Influenza-Pneumonie: Ein Vergleich zwischen dem saisonalen Influenzavirus und der H1N1-Pandemie

DISKUSSION

Die wichtigsten Ergebnisse der vorliegenden Studie lauten wie folgt. 1) Lungenentzündung im Zusammenhang mit der neuartigen H1N1-Influenza betraf eine andere Population als die saisonale Influenza, die jünger war (im Mittel 39,7 gegenüber 69,6 Jahren), mit weitaus weniger chronischer Komorbidität und Alkoholismus. 2) Klinisch gesehen hatten diese Patienten weniger Leukozytose (32,7% gegenüber 61,6%) und ausgedehntere und häufigere interstitielle Infiltrate. 3) Pneumonie trat häufiger mit Atemversagen auf, was zu einer höheren Rate der Intensivstation führte Aufnahme und Beatmungsunterstützung, insbesondere mechanische Beatmung (29,3% gegenüber 7,7% bzw. 18,7% gegenüber 2%). Die Notwendigkeit einer mechanischen Beatmung war der einzige unabhängige Prädiktor für den Tod bei Patienten mit neuartiger H1N1-assoziierter Pneumonie. 4) Dementsprechend war die Mortalität bei Patienten mit neuartigem H1N1 doppelt so hoch (12% gegenüber 5,8%) und in den meisten Fällen auf Lungenentzündung zurückzuführen (77,8%). 5) CRB-65, aber nicht PSI, entsprechend vorhergesagte Patienten mit geringem Risiko.Saisonale Influenza-Epidemien sind typischerweise durch ein J-förmiges Hospitalisierungsmuster gekennzeichnet, mit hohen Raten bei Patienten im Alter von <5 Jahren, niedrigen Raten bei Patienten im Alter von 5-49 Jahren und einem signifikanten Anstieg bei Patienten im Alter von ≥50 Jahren.
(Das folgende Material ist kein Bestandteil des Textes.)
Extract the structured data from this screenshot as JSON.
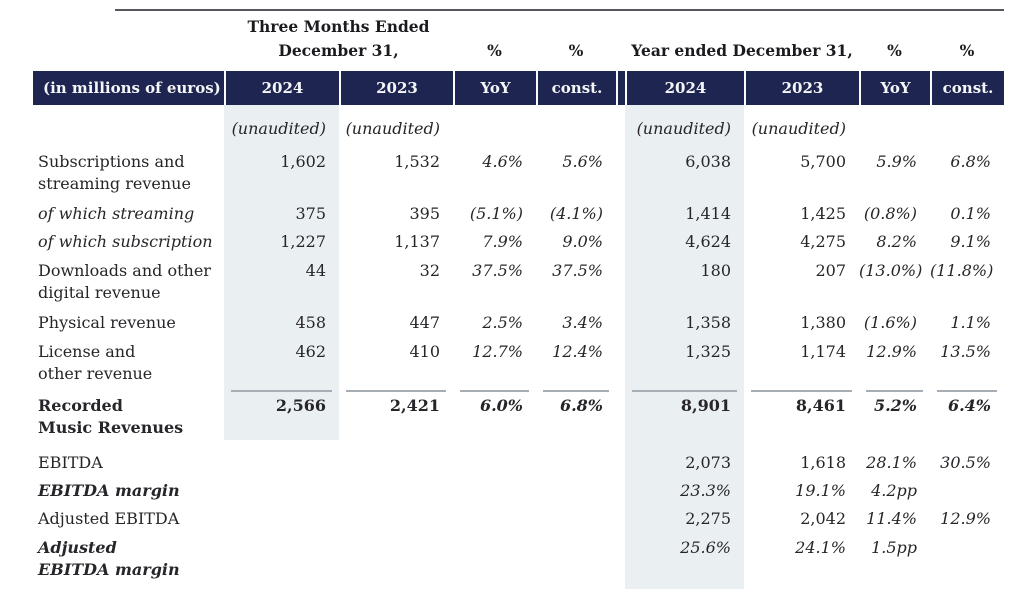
{
  "header": {
    "three_months_line1": "Three Months Ended",
    "three_months_line2": "December 31,",
    "year_ended": "Year ended December 31,",
    "pct_symbol": "%"
  },
  "unit_label": "(in millions of euros)",
  "columns": [
    "2024",
    "2023",
    "YoY",
    "const.",
    "2024",
    "2023",
    "YoY",
    "const."
  ],
  "colors": {
    "header_bg": "#1e2550",
    "column_shade": "#eaeff2",
    "total_rule": "#a6adb5",
    "top_rule": "#56585e",
    "text": "#26262a"
  },
  "rows": [
    {
      "kind": "unaud",
      "label_lines": [],
      "label_style": "normal",
      "force_italic": true,
      "values": [
        "(unaudited)",
        "(unaudited)",
        "",
        "",
        "(unaudited)",
        "(unaudited)",
        "",
        ""
      ]
    },
    {
      "kind": "two",
      "label_lines": [
        "Subscriptions and",
        "streaming revenue"
      ],
      "label_style": "normal",
      "values": [
        "1,602",
        "1,532",
        "4.6%",
        "5.6%",
        "6,038",
        "5,700",
        "5.9%",
        "6.8%"
      ]
    },
    {
      "kind": "one",
      "label_lines": [
        "of which streaming"
      ],
      "label_style": "italic",
      "values": [
        "375",
        "395",
        "(5.1%)",
        "(4.1%)",
        "1,414",
        "1,425",
        "(0.8%)",
        "0.1%"
      ]
    },
    {
      "kind": "one",
      "label_lines": [
        "of which subscription"
      ],
      "label_style": "italic",
      "values": [
        "1,227",
        "1,137",
        "7.9%",
        "9.0%",
        "4,624",
        "4,275",
        "8.2%",
        "9.1%"
      ]
    },
    {
      "kind": "two",
      "label_lines": [
        "Downloads and other",
        "digital revenue"
      ],
      "label_style": "normal",
      "values": [
        "44",
        "32",
        "37.5%",
        "37.5%",
        "180",
        "207",
        "(13.0%)",
        "(11.8%)"
      ]
    },
    {
      "kind": "one",
      "label_lines": [
        "Physical revenue"
      ],
      "label_style": "normal",
      "values": [
        "458",
        "447",
        "2.5%",
        "3.4%",
        "1,358",
        "1,380",
        "(1.6%)",
        "1.1%"
      ]
    },
    {
      "kind": "two",
      "label_lines": [
        "License and",
        "other revenue"
      ],
      "label_style": "normal",
      "values": [
        "462",
        "410",
        "12.7%",
        "12.4%",
        "1,325",
        "1,174",
        "12.9%",
        "13.5%"
      ]
    },
    {
      "kind": "total",
      "label_lines": [
        "Recorded",
        "Music Revenues"
      ],
      "label_style": "bold",
      "values": [
        "2,566",
        "2,421",
        "6.0%",
        "6.8%",
        "8,901",
        "8,461",
        "5.2%",
        "6.4%"
      ]
    },
    {
      "kind": "one",
      "label_lines": [
        "EBITDA"
      ],
      "label_style": "normal",
      "values": [
        "",
        "",
        "",
        "",
        "2,073",
        "1,618",
        "28.1%",
        "30.5%"
      ]
    },
    {
      "kind": "one",
      "label_lines": [
        "EBITDA margin"
      ],
      "label_style": "bold-italic",
      "values": [
        "",
        "",
        "",
        "",
        "23.3%",
        "19.1%",
        "4.2pp",
        ""
      ]
    },
    {
      "kind": "one",
      "label_lines": [
        "Adjusted EBITDA"
      ],
      "label_style": "normal",
      "values": [
        "",
        "",
        "",
        "",
        "2,275",
        "2,042",
        "11.4%",
        "12.9%"
      ]
    },
    {
      "kind": "two",
      "label_lines": [
        "Adjusted",
        "EBITDA margin"
      ],
      "label_style": "bold-italic",
      "values": [
        "",
        "",
        "",
        "",
        "25.6%",
        "24.1%",
        "1.5pp",
        ""
      ]
    }
  ]
}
Seit 1977 zirkulieren H3N2-, H1N1- und Influenza-B-Viren, wobei Epidemien von H3N2-Infektionen die größte Morbidität in der älteren Bevölkerung verursachen. Ältere Menschen >50 Jahre können aufgrund der Exposition vor 1957, als diese Viren weit verbreitet waren, relativ resistent gegen schwere H1N1-Erkrankungen sein. Dementsprechend zeigte die jüngste globale H1N1-Epidemie eine Veränderung der Altersmuster, wobei jüngere Personen häufig infiziert wurden . Tatsächlich sind jüngere Personen besonders gefährdet, schwere klinische Verläufe und den Tod zu erleiden. Insbesondere Schwangerschaft, obwohl nicht signifikant anders in unserer Serie, war häufiger bei Patienten mit H1N1 (n = 4 versus n = 0).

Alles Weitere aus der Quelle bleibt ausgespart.